- Born: November 27, 1930 (age 95)
- Education: Harvard College Harvard Medical School Kent State University (M.S., 1991)
- Medical career
- Field: Medicine
- Institutions: Massachusetts General Hospital Shapiro Institute Harvard Medical School Beth Israel Deaconess Medical Center

= Mitchell T. Rabkin =

American physician and professor (born 1930)

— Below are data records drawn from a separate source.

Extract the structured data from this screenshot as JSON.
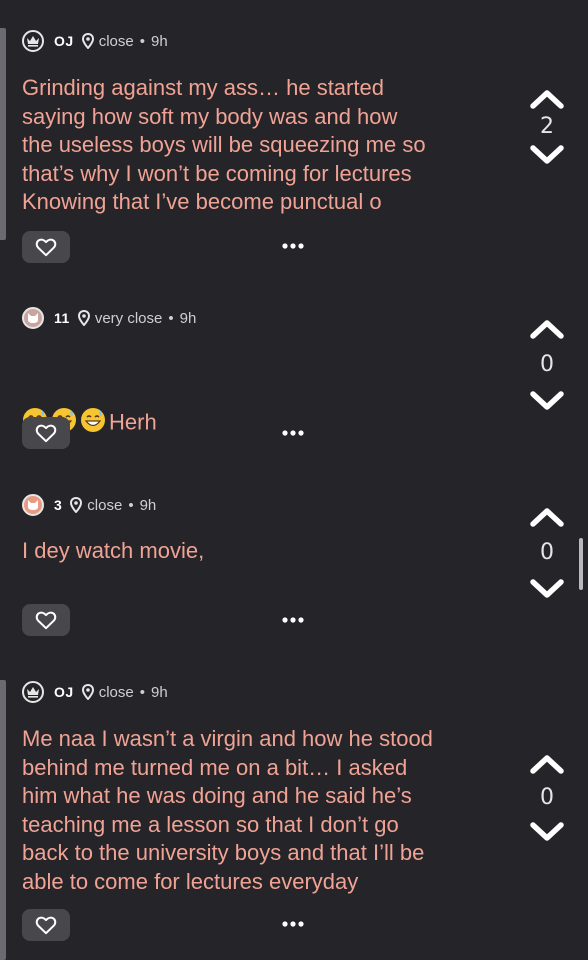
{
  "posts": [
    {
      "author": "OJ",
      "avatar": "crown-icon",
      "distance": "close",
      "separator": "•",
      "time": "9h",
      "text": "Grinding against my ass… he started\nsaying how soft my body was and how\nthe useless boys will be squeezing me so\nthat’s why I won’t be coming for lectures\nKnowing that I’ve become punctual o",
      "votes": "2"
    },
    {
      "author": "11",
      "avatar": "cat-icon",
      "distance": "very close",
      "separator": "•",
      "time": "9h",
      "emojis": [
        "grinning-sweat-emoji",
        "grinning-sweat-emoji",
        "grinning-sweat-emoji"
      ],
      "text": "Herh",
      "votes": "0"
    },
    {
      "author": "3",
      "avatar": "cat-icon",
      "distance": "close",
      "separator": "•",
      "time": "9h",
      "text": "I dey watch movie,",
      "votes": "0"
    },
    {
      "author": "OJ",
      "avatar": "crown-icon",
      "distance": "close",
      "separator": "•",
      "time": "9h",
      "text": "Me naa I wasn’t a virgin and how he stood\nbehind me turned me on a bit… I asked\nhim what he was doing and he said he’s\nteaching me a lesson so that I don’t go\nback to the university boys and that I’ll be\nable to come for lectures everyday",
      "votes": "0"
    }
  ],
  "colors": {
    "background": "#252429",
    "text": "#f0a394",
    "meta": "#cfcfd3",
    "like_button": "#48474c",
    "avatar_cat_1": "#c9a5a0",
    "avatar_cat_2": "#e89a82"
  },
  "icons": {
    "like": "heart-outline-icon",
    "more": "more-dots-icon",
    "upvote": "chevron-up-icon",
    "downvote": "chevron-down-icon",
    "location": "location-pin-icon"
  }
}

Mitchell T. Rabkin (born November 27, 1930) is an American physician and Distinguished Institute Scholar at the Shapiro Institute, Professor of Medicine at Harvard Medical School and CEO Emeritus at the Beth Israel Deaconess Medical Center.

==Education==
Rabkin received his undergraduate degree in 1951 from Harvard College in Cambridge, Massachusetts. Upon graduation he attended Harvard Medical School (HMS), graduating in 1955.

==Medical career==
Following graduation from Harvard Medical School, Rabkin began his residency at Massachusetts General Hospital (MGH) where he was named Chief Resident in Medicine in 1962. In 1966 he was selected by Beth Israel Deaconess Medical Center in Boston to become its president, a position he held for the next 30 years.

In 1972, he championed the creation and adoption of the nation's first Patient Bill of Rights, a milestone in shaping attitudes about patient care. Working with senior vice president and nurse-in-chief, Joyce Clifford, in the 1980s, he was a pioneer in the US, implementing the practice of primary nursing throughout the hospital and elevating the professional status of nursing to a level comparable to the medical specialties. In the 1990s, he oversaw the merger between Beth Israel Hospital and New England Deaconess Hospital, the formation of Caregroup, the parent not-for-profit organization of which he then became CEO, and subsequent affiliation with other hospitals in Massachusetts including Beth Israel Deaconess Hospital – Milton, Beth Israel Deaconess Hospital – Needham, Beth Israel Deaconess Hospital – Plymouth, Mount Auburn Hospital, and New England Baptist Hospital.

He served as Professor of Medicine, Harvard Medical School and Distinguished Institute Scholar at the Carl J. Shapiro Institute for Education and Research at Harvard Medical School and Beth Israel Deaconess Medical Center, which he and the late Daniel C. Tosteson, then dean of Harvard Medical School, helped form in 1996. He has served two three-year terms on the board of directors of the Duke University Health System. He currently serves as vice-chair of the New York University School of Medicine Foundation board of trustees and is the past chair of the Association of American Medical Colleges. He was a member of the advisory council of the National Academy of Medicine, National Academy of Sciences and is a Fellow of the American Academy of Arts and Sciences. Rabkin currently sits on the board of directors for the American Schweitzer Fellowship, serving as board chair from 2007 to 2009, and serves as a board member at Beth Israel Deaconess-Milton.

On May 9, 2015, Rabkin was awarded The Charles C. Winchester Distinguished Community Service Award recognizing his exemplary commitment, service, and leadership in the Milton community.